I have to admit doing some bit of tossing phrases into one of the DALL-E Mini generators to gawk/shrug/tweet about what emerged. There is a bit of natural curiosity to either get a result that is a stunning graphic but what seems more common in my attempts… crap.
So I like seeing my colleague Bryan Alexander testing the waters.
and seeing limitations as pointed out by Mark Sample
I have a lot of questions about what is going on here that deserves to be called intelligence or even squinting a bit in pain when some article calls this “jaw-dropping” (admission, I have seen about 0.000000000000000001% of all AI generated images, yet this stops me in no way from drawing conclusions).
This sideline, quasi curiosity been part of my own experiment with a sort of blog-ish like effort in the OEG Connect community space (though
hardly anyone else no one has taken up the offer to make their own thread).
There’s a bit of a fad rush to be prompt tossing into the machine. What makes for a good AI image prompt? There seems to be a bible of sorts, and might be worth testing out.
Yet I feel like this is all a distraction, like someone is harvesting the data of all the things tossed into these machines. I read inferences that the AI is learning as it goes, but who is teaching it? Why can’t we tell craiyon et al when something it turns is good or crap?
But going above and beyond this, a quote from Seb Chan’s Fresh and New email issue on Generative things and choosing the right words keeps circling back:
My social media feeds overflowed with DALL-E and Midjourney ‘promptism’ visuals. The coining of ‘promptism’ by others nicely deflects attention from the underlying technologies to the craft of finding the right language (the prompt) to ‘talk to the machine’. Its a bit like those people who seem to have a magical ability to craft ‘the perfect Google search query’ but aren’t trained librarians and have really just have done a bit of SEO work in their past.https://buttondown.email/sebchan/archive/79-generative-things-and-choosing-the-right-words/
Apparently as Seb mentioned, promptism has been manifesto-ized as a “movement”

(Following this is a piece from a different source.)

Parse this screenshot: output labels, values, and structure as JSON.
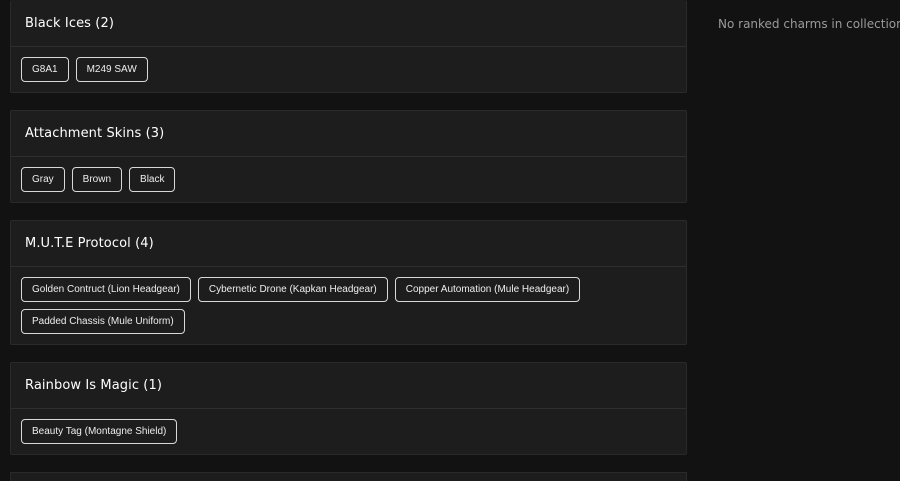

Again I feel like the public attention on spawning out images of orangutans riding avocados done Impressionist style is diverting focus from asking – can we do do more than create 9 box cartoons? The use of AI to identify Holocaust victims at least seemed something a tad more useful even if as usual when i comes down to explaining it gets very fuzzy vague fast.
Can AI Improve Old Photos?
So when I saw a Research Buzz tweet with this article GFP-GAN is a New Free AI Tool That Can Fix Most Old Photos Instantly (GFP = “Generative Facial Prior”). Sure I could have reweeted and moved on to creating things like “A bottle of ranch testifying in court” (look there is a twitter account to follow @weirddalle) but I feel I understand better wand blog better when I can do things hands on.

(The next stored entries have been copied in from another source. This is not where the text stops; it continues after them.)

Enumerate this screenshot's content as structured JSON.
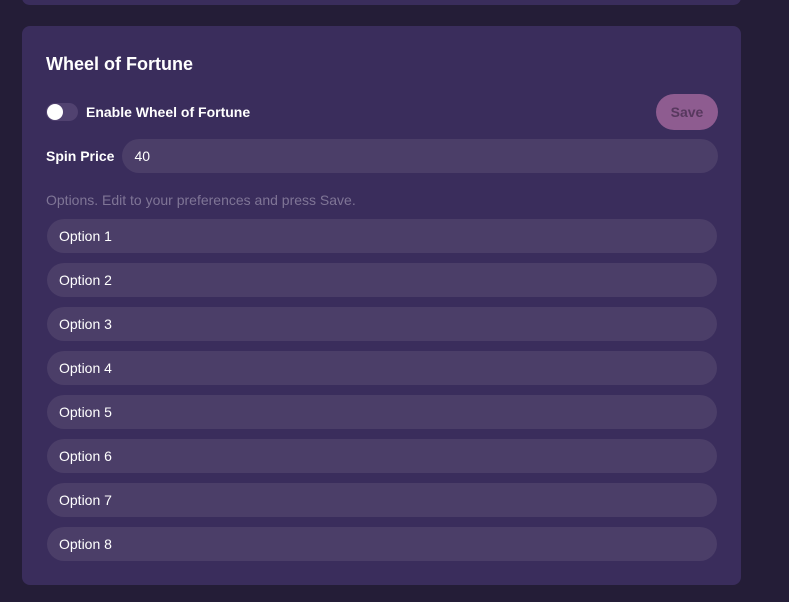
{
  "card": {
    "title": "Wheel of Fortune"
  },
  "toggle": {
    "label": "Enable Wheel of Fortune",
    "enabled": false
  },
  "save_label": "Save",
  "spin_price": {
    "label": "Spin Price",
    "value": "40"
  },
  "hint": "Options. Edit to your preferences and press Save.",
  "options": [
    "Option 1",
    "Option 2",
    "Option 3",
    "Option 4",
    "Option 5",
    "Option 6",
    "Option 7",
    "Option 8"
  ],
  "colors": {
    "background": "#241d37",
    "card": "#3a2d5c",
    "field": "#4b3e68",
    "accent": "#8e5c90"
  }
}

The methodology is splained as:
The improved 1.3 version of the GFP-GAN model tries to analyze what is contained in the image to understand the content, and then fill in the gaps and add pixels to the missing sections. It uses a pre-trained StyleGAN-2 model to orient their own generative model at multiple scales during the encoding of the image down to the latent code and up to reconstruction.
Using additional metrics helps the AI enhance facial details, focusing on important local features like a person’s eyes, mouth, and nose. The system then compares the real image to the newly restored image to see if they still have the same person in the generated photo.https://petapixel.com/2022/07/28/gfpgan-is-a-new-free-ai-tool-that-can-fix-most-old-photos-instantly/
The Petapixel article used as an examples the pristine ones the software provides in a gallery, but I wan to push the buttons myself. So I headed over to the GFP-GAN demo site…
I started with a 1970s era photo of my Dad and his best friend who we called him “Uncle George” though was not a relative, and you can see it did do well to sharpen the faces.
The creators do note the limits:
GFP-GAN is not without its flaws though. According to the developers, while the restored images are much more detailed than previous and other versions, the current restored images are not very sharp and can have a “slight change of identity.” This means that in some cases, the restored images can sometimes look like a different person. …
Bouchard says even though the results are mostly fantastic and remarkably close to reality, “The resulting image will look just like our grandfather if we are lucky enough. But it may as well look like a complete stranger, and you need to keep that in consideration when you use these kinds of models.”https://petapixel.com/2022/07/28/gfpgan-is-a-new-free-ai-tool-that-can-fix-most-old-photos-instantly/
AndI see this a bit in my Dad’s face. To the average person, the improvement is clear, but to me, his son, I can say it looks like him, but there is something intangibly wrong,in the smile, the jaw, that leaves me feeling like it’s more “Dad-ish” than “Dad’.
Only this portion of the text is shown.